February 8, 2016 7:56am

Data suggest beneficial effect of ECCO-50 for knee osteoarthritis: full data set expected Q3 2016

The who, what and purpose of the interim 24 week partial un-blinding in this trial is to provide early data that will facilitate key regulatory and business development discussions and provide a better understanding of the therapeutic mechanism of action that may impact other clinical programs.

It is still about the impact of the news to the share pricing and ... capitalization.

CYTX announced today the top-line data as part of the pre-specified partial un-blinding of 24 week follow up data from the company’s ACT-OA trial.

The trial is a U.S. P2 randomized, double-blind, placebo controlled trial designed to evaluate the safety and feasibility at 48 weeks of a single intra-articular knee injection of the ECCO-50 cellular therapeutic in patients with chronic knee pain due to osteoarthritis.

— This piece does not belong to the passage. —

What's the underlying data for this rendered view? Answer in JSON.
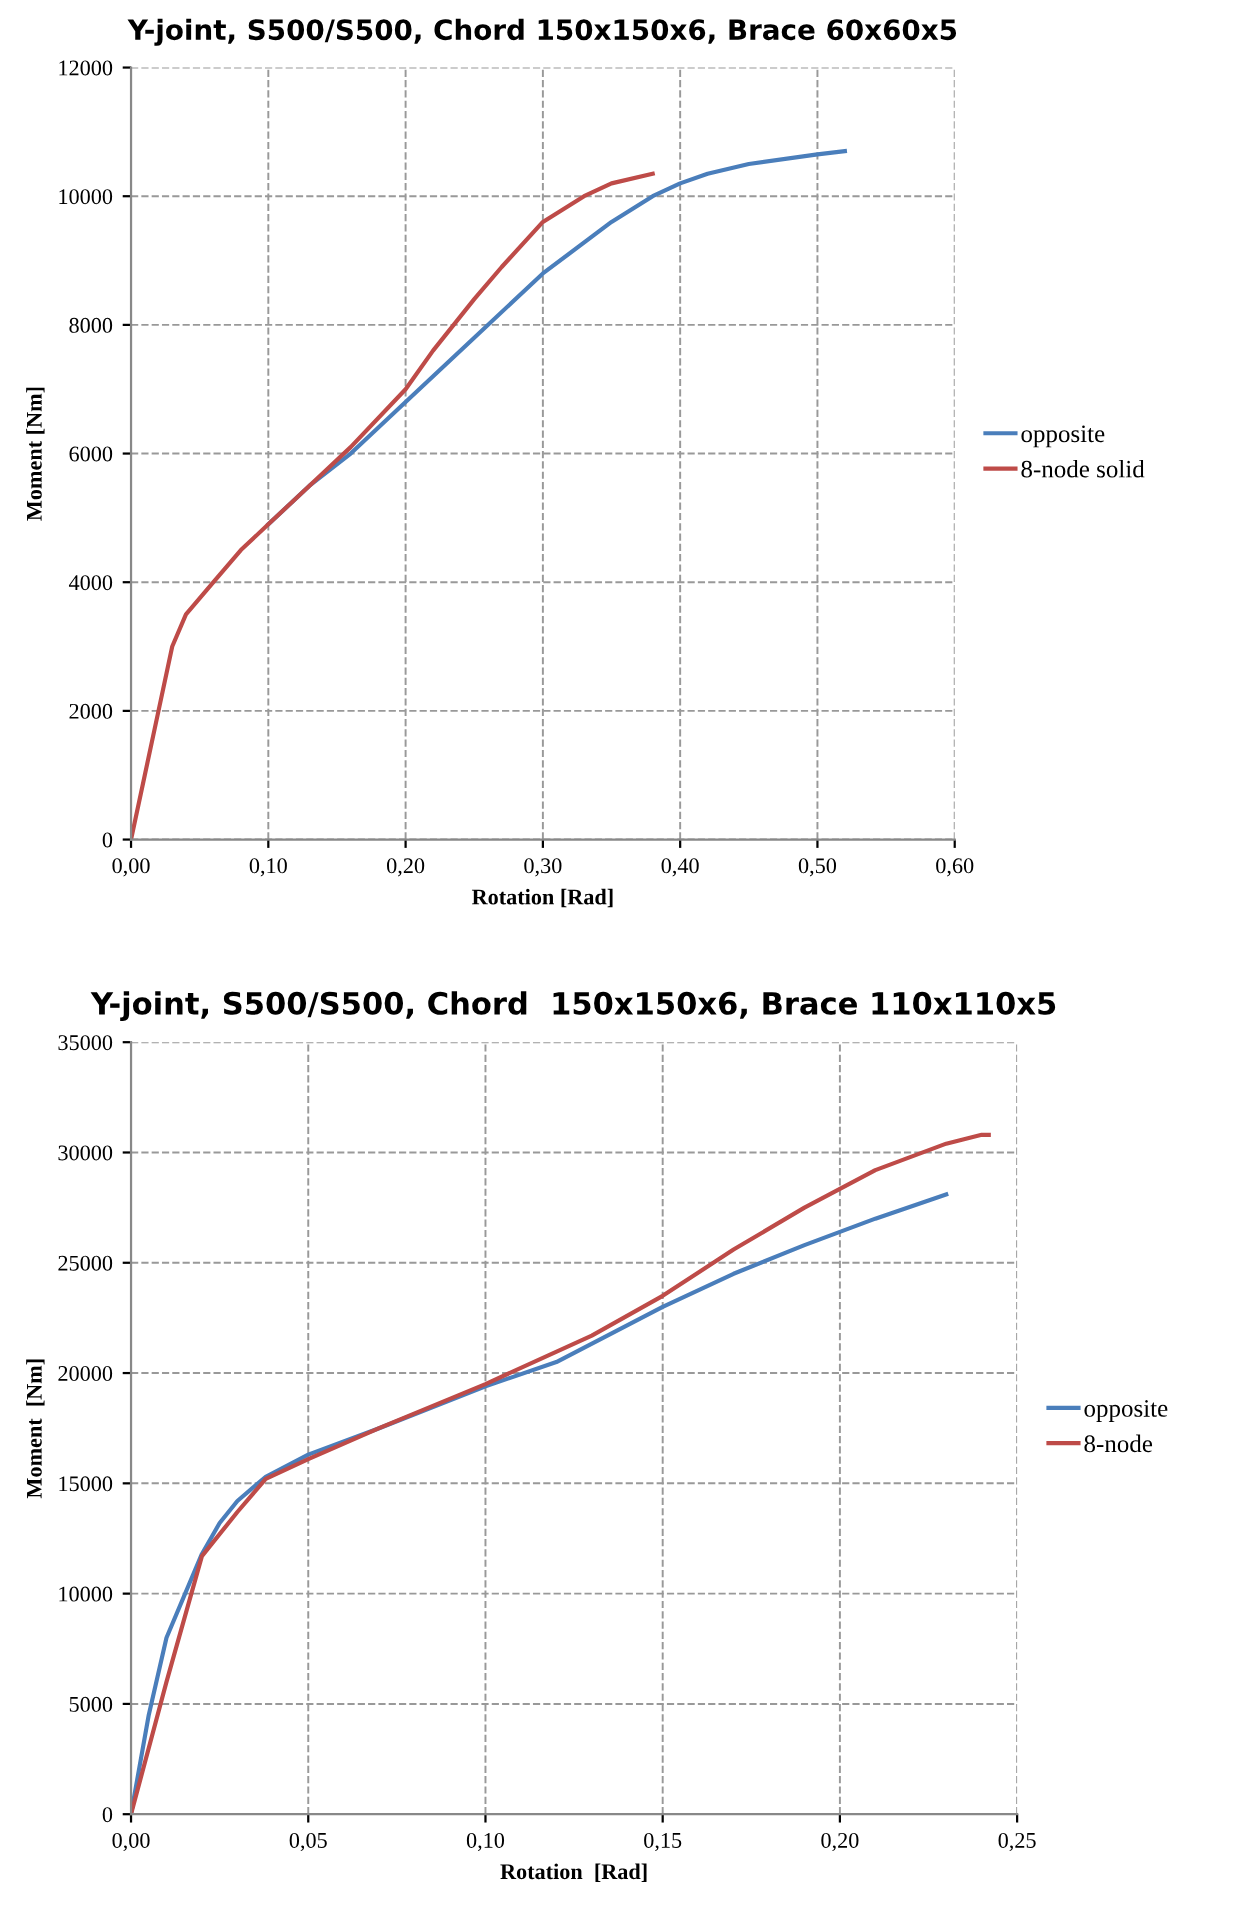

The interim analysis pre-specifies the evaluation of a number of patient reported outcomes important in patients with osteoarthritis of the knee. A total of 94 patients were treated in the trial (30 received a low dose of ECCO-50 [20 million cells], 31 received a high dose of ECCO-50 [40 million cells] and 33 received placebo). Patients, providers and Cytori personnel remain blinded to individual patient treatment allocation and patient subgroup outcomes.

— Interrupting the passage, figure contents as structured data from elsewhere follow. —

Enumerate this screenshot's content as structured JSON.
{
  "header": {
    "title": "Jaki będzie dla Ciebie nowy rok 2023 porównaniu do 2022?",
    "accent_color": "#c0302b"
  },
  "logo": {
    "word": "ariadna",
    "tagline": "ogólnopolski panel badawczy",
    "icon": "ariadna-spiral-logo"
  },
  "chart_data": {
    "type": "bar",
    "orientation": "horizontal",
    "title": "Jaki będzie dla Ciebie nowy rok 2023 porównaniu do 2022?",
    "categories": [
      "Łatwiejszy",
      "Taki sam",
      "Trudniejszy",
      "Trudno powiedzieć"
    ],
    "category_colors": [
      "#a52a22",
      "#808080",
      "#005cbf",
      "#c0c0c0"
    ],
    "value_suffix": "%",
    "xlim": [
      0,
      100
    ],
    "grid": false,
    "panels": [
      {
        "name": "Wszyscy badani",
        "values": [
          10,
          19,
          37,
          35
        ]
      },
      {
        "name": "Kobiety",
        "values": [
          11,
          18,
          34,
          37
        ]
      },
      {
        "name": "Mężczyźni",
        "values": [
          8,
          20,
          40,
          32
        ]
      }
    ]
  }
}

The Bottom Line:  The primary goal of the ACT-OA trial is to help determine: (1) safety and feasibility of ECCO-50 for osteoarthritis (2) provide dosing guidance and (3) explore key trial endpoints useful for a P3 trial.

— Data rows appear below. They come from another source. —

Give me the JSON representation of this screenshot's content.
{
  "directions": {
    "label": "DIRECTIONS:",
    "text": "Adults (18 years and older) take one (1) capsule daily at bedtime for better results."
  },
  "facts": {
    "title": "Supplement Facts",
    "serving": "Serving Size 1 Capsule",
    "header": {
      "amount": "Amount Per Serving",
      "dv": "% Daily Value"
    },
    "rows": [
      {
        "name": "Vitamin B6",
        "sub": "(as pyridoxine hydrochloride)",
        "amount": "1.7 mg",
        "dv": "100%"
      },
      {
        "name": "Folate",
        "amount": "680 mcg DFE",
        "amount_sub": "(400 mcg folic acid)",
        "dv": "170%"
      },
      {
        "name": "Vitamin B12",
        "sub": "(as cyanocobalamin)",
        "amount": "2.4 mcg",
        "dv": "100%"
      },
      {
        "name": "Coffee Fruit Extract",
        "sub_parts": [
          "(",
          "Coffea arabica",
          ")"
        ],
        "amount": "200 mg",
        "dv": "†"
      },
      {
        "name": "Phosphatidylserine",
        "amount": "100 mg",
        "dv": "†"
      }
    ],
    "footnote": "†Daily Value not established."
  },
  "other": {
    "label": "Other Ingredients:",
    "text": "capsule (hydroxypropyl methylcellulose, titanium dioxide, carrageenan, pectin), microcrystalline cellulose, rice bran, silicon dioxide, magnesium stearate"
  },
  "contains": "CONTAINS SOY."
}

An important point, the proof of concept trial, ACT-OA was not sized or powered for statistical significance in any of the endpoints.

Key endpoints and trends observed thus far suggest that a beneficial effect may be attributable to a single intra-articular administration of ECCO-50 in patients with osteoarthritis of the knee.

In summary, patterns of response are suggestive of a beneficial effect attributable to a single intra-articular administration of ECCO-50 in patients with osteoarthritis of the knee. The full 48 week data are expected to be available for review during Q3/16, which will more fully inform further development decisions, including P3 trial design, cell dose, administration protocol, inclusion/exclusion criteria, selection of primary and secondary endpoints and sample size.

CYTX closed at $0.18. Another great news positive generating a BUY ranking but, will it be dissipated by the low and lower share pricing. A reverse is needed to validate any upward spiral from news such as this.